GABETTA: I sometimes sing the vocalise from Villa Lobos’ Bachianas Brasileiras No.5. I once took a voice course.
VASKS: That’ll do! I won’t make it too challenging.
And so he did. It’s not a particularly edgy sequence. The same can be said for the organ role in the third piece, Musique du Soir for Cello and Organ, which Vasks wrote for Sol and Irène Timacheff-Gambetta, Sol’s mother. (From what I can garner in my cursory Internet search, it’s Irène’s debut.) The cello writing is placid but densely packed, relaxing and plays nicely with the ethereal organ accompaniment. This is not a sonata for cello and organ, but a cello piece with organ continuo, similar to what you’d encounter in a late baroque work.
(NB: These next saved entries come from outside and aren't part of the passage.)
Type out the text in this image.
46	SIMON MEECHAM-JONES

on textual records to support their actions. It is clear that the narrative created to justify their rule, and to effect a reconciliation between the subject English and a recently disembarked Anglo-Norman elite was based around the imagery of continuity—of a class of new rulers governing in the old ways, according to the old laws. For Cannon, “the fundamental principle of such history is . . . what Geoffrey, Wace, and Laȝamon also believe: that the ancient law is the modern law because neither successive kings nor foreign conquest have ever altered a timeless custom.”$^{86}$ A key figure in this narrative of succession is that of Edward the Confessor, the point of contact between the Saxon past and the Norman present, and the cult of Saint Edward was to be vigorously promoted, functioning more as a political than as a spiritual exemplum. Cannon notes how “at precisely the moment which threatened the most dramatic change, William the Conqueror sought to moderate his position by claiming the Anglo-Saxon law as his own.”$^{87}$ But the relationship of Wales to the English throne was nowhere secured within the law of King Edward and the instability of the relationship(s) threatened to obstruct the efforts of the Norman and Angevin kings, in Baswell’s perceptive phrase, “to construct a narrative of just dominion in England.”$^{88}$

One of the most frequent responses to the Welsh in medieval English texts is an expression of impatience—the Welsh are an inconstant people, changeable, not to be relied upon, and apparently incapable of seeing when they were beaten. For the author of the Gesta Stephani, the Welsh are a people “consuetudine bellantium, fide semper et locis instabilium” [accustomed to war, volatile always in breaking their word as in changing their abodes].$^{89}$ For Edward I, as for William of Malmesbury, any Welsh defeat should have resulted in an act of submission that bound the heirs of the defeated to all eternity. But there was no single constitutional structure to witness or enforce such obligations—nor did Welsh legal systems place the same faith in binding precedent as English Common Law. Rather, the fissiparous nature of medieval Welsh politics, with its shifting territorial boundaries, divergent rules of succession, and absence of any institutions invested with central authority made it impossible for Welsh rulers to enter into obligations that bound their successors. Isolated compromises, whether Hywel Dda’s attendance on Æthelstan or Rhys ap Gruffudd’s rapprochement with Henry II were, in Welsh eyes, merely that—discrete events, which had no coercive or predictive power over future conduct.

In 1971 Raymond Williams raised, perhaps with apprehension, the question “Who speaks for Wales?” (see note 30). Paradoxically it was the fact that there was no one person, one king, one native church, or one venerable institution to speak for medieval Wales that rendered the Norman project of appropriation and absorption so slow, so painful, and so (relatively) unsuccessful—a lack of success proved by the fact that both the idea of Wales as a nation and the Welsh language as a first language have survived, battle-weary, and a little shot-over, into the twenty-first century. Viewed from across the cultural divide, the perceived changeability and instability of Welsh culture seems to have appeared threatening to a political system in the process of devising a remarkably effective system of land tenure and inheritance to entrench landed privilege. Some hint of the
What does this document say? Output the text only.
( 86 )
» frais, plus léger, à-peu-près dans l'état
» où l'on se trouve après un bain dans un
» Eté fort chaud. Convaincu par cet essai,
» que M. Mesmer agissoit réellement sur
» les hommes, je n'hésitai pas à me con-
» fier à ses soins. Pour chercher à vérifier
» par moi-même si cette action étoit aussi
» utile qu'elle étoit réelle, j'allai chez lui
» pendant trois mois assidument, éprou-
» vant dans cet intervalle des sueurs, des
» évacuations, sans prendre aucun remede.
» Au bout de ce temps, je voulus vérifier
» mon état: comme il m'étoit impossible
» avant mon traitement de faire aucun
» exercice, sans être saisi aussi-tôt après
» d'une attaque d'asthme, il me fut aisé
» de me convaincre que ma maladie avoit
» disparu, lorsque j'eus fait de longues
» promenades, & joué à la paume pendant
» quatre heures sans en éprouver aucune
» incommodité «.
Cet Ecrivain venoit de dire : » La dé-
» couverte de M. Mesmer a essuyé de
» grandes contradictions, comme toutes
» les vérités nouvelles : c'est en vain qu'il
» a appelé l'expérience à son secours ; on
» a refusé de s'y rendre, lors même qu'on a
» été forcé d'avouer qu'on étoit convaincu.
But Vasks has a trick up his sleeve. Halfway through the piece, the organ bursts into a fortissimo chord sequence. It’s Irène’s assertive moment, but after forty seconds the organ settles down. It’s a head scratcher, but you may have fun with it.
Vasks is more well-known in Europe than in the United States. That may be because it’s so hard to label him. The one I like to tag him with is “risk-taker.” As Carole King sang in “Sweet Seasons”: “Sometimes you win, sometimes you lose/And most times you choose between the two.” Vasks divides the difference between risk and reward and comes out ahead.